When photographing in the marshy area, Watson said she lost her shoes in the muck and realized she might not be able to wear her dress back up the hill.
“So right in the middle of the field I changed into the clothes I had been wearing. I decided to put my dress, along with the veil, train and headpiece I was wearing into the garment bag and hung it on a branch.”
That day was the last Watson saw of the dress, aside from photographs.
“I hope it didn’t scare anyone when they came across it. It was pretty dark when we finished. I would’ve been creepy to see a wedding dress floating from a tree.”
While it was a huge investment, Watson said it wasn’t a hard decision to make when she was there.
“I think about what happened to it all the time.
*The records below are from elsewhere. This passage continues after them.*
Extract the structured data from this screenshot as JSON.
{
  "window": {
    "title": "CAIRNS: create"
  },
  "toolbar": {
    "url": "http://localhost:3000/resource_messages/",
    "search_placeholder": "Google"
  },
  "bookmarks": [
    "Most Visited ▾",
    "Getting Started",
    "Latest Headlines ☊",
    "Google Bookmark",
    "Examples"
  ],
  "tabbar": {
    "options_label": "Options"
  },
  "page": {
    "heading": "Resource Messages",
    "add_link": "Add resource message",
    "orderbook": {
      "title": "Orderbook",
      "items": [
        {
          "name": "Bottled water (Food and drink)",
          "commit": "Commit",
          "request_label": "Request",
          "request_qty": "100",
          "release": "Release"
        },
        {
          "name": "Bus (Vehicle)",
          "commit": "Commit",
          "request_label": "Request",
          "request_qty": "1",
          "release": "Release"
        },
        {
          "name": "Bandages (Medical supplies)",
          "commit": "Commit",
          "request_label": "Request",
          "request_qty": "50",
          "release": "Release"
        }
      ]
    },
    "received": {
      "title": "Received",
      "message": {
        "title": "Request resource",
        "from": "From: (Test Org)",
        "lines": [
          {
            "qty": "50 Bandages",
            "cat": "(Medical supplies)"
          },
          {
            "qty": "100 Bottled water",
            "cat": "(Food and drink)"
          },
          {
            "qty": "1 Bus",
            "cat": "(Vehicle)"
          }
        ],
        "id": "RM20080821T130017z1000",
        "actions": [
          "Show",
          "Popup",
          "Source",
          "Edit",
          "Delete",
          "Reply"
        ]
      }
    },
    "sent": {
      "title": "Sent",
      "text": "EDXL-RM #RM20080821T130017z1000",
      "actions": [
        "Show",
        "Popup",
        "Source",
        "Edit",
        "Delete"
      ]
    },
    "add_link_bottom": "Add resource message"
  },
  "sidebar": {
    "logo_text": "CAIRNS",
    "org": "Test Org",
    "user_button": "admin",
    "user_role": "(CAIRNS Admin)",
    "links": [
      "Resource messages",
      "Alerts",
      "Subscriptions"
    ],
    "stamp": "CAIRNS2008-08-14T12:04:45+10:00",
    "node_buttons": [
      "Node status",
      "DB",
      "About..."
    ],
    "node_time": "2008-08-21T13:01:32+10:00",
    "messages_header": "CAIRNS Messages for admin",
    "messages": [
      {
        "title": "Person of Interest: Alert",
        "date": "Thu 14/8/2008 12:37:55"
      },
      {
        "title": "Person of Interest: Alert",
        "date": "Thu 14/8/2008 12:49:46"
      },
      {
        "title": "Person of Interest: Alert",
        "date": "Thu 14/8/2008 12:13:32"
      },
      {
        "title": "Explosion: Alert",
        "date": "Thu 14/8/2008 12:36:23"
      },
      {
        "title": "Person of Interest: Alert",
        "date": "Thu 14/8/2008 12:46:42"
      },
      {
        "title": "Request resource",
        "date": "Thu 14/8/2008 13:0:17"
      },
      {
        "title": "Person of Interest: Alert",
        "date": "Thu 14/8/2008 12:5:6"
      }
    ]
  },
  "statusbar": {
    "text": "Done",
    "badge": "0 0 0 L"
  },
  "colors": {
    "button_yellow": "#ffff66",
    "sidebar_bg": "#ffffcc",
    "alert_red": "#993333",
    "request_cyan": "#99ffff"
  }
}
Every time I see a post online about a wedding or a ‘trash the dress’ shoot, I get vivid flashbacks from that day and the places we took pictures in – the way the ground was squishy, the tree I fell out of. I’ve been wondering what happened to it for so long.”
She’s hoping someone came across the dress, veil, train and headpiece and was able to recycle the items for either another wedding or prom.
“Somebody somewhere knows what happened to it and I would love to hear about it if anybody knows.”
Although she now lives in Hamilton, Watson plans on returning to the area someday to take over her grandmother’s campground, which Phil’s parents purchased so it could remain in Watson’s family.